Blowing a bead can be done, but it usually takes a lot of "work" to do it. Wedge a tire and twist it, is one good way. But I know guys that run 8 psi (on a Jeep) on a stock rim and have never blown a bead. I have never blown a bead, but I have gotten a stick wedged in the bead, and I run 10-12 on my very heavy Jeep, and 12 - 14 on the Raptor.
You are right. I do quite a bit of off-roading in the southwest. I have cut sidewalls but not gone through so as to lose air. Some of it is just luck, the rock being in the right angle, you hitting it just right, and so on. A small cut is really not an issue in a really good off road tire, like the BFGs. Also the KO2s on the Raptor are C range, which means their sidewalls are more pliable and again, in my opinion, less likely to get cut. Those people who put D & E range tires on the Raptor are not making their off road ability any better.Good comments, thanks.
I travel on 'shot rock' sometimes. It is killer on bulging sidewalls. Have found some airing down reduces the balloon effect and tread chunking. But as it deforms more over the sharp rock, gets more sidewall cuts.

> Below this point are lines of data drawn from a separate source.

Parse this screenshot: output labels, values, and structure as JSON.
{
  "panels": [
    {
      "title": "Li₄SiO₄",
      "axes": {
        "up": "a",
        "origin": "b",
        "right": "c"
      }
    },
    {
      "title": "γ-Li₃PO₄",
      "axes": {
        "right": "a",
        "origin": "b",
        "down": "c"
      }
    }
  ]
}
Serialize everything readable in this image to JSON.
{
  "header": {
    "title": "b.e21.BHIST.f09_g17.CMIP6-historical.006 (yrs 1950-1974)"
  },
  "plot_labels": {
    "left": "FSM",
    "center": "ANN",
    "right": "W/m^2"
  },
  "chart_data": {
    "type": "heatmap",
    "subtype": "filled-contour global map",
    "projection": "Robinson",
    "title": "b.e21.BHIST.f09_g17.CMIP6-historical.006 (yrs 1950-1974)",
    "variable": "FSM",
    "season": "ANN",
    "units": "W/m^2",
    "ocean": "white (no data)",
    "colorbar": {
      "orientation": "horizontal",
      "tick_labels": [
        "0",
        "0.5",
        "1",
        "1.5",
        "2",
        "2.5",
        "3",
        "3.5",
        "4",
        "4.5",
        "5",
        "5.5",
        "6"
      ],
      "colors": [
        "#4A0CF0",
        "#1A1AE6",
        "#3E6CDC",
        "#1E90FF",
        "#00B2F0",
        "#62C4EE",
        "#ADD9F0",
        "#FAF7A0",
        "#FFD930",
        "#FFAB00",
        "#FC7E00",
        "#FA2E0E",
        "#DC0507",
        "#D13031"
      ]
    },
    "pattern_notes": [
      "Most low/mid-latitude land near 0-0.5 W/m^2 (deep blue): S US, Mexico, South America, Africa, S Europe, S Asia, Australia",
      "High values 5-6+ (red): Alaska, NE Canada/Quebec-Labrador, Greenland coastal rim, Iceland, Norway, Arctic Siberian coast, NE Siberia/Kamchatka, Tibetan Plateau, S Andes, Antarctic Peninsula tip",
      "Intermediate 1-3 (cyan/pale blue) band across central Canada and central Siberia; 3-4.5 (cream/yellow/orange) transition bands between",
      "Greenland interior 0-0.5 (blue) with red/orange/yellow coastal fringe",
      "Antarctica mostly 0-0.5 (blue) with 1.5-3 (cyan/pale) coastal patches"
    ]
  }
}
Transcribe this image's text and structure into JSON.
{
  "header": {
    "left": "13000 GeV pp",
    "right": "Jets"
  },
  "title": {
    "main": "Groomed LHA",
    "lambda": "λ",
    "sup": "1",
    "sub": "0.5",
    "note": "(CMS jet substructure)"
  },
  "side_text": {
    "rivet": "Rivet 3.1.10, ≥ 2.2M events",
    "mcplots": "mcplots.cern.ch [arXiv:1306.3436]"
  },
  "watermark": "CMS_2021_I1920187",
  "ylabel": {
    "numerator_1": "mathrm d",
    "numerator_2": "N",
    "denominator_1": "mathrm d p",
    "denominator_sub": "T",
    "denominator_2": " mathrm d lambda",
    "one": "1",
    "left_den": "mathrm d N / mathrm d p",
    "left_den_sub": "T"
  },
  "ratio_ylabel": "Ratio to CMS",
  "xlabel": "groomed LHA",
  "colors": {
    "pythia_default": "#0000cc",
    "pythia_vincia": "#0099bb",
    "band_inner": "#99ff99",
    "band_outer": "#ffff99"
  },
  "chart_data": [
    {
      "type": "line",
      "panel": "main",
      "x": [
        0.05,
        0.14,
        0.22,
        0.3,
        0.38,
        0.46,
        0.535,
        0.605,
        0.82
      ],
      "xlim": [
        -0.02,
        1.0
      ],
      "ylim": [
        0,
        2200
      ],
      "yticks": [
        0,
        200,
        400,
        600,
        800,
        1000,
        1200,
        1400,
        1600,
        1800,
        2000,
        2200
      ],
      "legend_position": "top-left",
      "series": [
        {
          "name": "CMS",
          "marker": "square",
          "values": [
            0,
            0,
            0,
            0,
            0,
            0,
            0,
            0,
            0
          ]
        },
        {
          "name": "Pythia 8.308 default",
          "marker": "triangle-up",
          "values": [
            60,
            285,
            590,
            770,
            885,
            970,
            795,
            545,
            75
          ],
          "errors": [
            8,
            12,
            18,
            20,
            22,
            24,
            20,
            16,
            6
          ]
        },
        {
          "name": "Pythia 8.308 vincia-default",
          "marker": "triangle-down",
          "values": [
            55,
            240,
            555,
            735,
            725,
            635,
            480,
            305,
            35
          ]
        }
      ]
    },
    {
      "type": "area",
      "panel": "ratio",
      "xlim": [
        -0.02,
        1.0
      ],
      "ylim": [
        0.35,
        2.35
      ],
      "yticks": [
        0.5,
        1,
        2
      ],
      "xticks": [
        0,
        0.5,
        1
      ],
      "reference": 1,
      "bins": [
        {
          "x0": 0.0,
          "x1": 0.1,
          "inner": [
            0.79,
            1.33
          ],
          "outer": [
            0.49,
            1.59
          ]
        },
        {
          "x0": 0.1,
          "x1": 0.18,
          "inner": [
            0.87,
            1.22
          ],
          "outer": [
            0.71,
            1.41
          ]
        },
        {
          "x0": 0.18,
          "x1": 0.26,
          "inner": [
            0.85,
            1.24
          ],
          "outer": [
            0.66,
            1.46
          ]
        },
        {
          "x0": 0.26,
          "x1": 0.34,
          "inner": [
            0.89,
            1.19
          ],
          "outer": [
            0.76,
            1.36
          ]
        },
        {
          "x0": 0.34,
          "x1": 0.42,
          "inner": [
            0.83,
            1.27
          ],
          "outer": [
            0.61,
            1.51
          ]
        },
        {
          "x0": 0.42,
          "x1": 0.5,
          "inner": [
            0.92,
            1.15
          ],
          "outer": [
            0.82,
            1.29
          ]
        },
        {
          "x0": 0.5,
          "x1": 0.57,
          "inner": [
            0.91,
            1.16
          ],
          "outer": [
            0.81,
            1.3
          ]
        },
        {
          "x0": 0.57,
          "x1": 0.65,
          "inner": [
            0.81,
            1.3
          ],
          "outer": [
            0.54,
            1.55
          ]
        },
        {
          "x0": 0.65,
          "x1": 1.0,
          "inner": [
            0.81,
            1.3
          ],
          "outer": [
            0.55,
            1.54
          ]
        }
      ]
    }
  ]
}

Shot rock is typical of West coast logging roads where sharp granite rock ballast is used from blasting. Often thin or no gravel topping is used or remains after a few years. Speed further compounds the problem.
Silt, clay, mud, snow, river rock, sand and some types of blast rock are no problem at all. Very forgiving. Some rock cleaves at 90 degree planes and even that is fairly forgiving. But some is sharper than that.